Де Куфф, Разиэль и Чарли Волсинг снова начали играть. Сония тихо и проникновенно запела, аккомпанируя себе на бубне. Симпатизирующий им народ образовал цепочку вокруг сцены.
Лукас протиснулся сквозь толпящуюся публику к Сонии. Он думал, что всегда умел исключать из своей жизни людей, связь с которыми, по его мнению, грозила разрушением или безумием. Собственное его влияние на вещи было, считал он, столь незначительным, что необходимо проявлять жесткость. Сейчас, глядя на нее, стоящую на сцене, преобразившуюся к чему так стремилась — в дервиша, он подумал, что никогда не сможет отпустить ее.
Пространство, к которому он пробился, представляло собой странное зрелище. Чокнутый Волсинг со своим бубном. Его братец, имевший этой ночью такой вид, будто заблудился по дороге в Линкольн-центр. Раскрасневшийся Де Куфф и Разиэль в темных очках и хипстерских черных узких брючках. Сония, как Рахиль и Лия, с сияющими глазами. Он мог представить себе огненные буквы Торы в ночном небе. Об этом говорила музыка. О некоем священном иномирном кошмаре.

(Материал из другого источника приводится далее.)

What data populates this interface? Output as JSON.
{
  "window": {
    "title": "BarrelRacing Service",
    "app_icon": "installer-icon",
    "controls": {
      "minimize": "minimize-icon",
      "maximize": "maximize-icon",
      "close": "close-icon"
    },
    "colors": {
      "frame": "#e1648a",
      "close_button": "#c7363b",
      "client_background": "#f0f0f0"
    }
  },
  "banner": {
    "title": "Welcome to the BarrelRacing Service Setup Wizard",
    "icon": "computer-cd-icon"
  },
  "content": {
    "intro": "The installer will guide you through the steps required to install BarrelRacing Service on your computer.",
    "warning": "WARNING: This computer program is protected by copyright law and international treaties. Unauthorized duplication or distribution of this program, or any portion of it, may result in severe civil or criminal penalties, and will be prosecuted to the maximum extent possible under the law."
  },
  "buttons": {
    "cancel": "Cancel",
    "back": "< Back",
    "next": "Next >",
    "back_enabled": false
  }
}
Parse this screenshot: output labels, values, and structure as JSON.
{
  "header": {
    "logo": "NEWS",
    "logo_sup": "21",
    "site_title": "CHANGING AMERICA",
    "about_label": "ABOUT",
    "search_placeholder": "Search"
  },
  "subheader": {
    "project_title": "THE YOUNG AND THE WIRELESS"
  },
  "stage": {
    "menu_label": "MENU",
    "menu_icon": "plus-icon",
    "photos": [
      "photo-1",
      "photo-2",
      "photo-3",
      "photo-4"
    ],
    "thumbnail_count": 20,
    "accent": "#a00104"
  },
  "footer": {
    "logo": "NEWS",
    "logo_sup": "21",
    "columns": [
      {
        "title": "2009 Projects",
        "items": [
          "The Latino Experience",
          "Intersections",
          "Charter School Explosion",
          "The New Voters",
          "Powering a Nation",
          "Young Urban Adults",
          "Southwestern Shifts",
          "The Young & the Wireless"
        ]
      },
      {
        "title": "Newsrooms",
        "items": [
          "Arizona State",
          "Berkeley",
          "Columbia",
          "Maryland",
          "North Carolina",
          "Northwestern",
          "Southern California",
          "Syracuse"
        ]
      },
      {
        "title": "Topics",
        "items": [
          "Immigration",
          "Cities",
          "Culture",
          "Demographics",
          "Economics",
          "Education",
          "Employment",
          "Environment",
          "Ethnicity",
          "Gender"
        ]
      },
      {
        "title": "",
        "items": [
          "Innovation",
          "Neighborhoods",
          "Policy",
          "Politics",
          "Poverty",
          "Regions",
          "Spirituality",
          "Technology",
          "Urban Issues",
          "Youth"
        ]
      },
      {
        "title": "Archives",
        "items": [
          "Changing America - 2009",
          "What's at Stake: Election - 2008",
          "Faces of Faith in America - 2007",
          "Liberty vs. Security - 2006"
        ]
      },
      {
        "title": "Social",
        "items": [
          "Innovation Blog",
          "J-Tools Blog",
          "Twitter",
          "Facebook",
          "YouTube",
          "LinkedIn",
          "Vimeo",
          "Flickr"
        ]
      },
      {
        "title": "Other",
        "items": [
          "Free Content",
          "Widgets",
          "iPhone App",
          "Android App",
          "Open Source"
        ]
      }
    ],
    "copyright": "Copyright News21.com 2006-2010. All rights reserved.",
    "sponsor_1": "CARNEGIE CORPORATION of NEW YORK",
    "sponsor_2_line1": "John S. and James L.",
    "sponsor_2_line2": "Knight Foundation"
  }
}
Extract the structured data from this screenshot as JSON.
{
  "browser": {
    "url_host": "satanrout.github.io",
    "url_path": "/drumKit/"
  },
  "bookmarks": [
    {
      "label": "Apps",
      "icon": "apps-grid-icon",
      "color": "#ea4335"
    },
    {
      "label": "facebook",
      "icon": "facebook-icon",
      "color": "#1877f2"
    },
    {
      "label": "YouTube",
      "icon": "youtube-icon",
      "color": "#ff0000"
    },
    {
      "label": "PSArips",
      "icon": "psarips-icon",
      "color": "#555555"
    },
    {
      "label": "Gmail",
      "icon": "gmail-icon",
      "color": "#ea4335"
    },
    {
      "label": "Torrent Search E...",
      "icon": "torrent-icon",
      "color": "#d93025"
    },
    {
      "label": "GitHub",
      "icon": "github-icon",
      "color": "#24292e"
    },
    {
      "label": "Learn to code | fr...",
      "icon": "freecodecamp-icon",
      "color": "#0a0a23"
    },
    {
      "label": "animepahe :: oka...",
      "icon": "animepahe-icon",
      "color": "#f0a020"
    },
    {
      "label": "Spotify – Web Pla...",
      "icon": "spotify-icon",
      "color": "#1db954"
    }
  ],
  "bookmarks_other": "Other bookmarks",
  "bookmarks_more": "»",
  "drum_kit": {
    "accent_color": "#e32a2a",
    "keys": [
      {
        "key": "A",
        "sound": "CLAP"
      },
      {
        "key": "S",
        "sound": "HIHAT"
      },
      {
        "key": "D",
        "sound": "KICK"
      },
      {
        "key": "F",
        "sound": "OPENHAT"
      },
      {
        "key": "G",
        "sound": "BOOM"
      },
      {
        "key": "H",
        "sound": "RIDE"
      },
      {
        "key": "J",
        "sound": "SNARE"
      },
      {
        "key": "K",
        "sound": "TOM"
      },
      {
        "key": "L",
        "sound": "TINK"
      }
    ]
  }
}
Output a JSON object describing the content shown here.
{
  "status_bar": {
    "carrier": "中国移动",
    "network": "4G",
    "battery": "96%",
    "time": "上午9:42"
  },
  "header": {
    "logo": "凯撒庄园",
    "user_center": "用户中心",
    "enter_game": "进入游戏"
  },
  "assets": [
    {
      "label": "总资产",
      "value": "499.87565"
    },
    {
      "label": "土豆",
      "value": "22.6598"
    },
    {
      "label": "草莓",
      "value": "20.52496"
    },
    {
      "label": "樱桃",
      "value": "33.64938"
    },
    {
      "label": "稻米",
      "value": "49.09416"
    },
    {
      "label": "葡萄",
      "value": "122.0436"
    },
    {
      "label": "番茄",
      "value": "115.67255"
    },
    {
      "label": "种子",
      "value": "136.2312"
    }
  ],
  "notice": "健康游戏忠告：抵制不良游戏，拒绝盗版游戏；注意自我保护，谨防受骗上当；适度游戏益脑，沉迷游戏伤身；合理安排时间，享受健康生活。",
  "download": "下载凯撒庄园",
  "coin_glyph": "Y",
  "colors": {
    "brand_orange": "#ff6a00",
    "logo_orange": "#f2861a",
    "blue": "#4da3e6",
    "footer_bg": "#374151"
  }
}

— Ты веруешь, — сказал Разиэль Сонии, — я слышу твою веру.
— Да, — ответила та.
— Эта сила действует как музыка, — сказал он. — Она выводит за границы обыденной реальности тем же путем, что музыка. Что бы ни произошло, Сония, продолжай петь. И твое пение проведет нас через искупление. Оно проведет нас в мир грядущий.
— Песни, — сказала она. — Это все, что я знаю.
Лукас подошел к ней:
— Почему не отвечаешь на мои звонки? Ты что, просто больше не желаешь говорить со мной?
— Сейчас поговорит, — встрял Разиэль.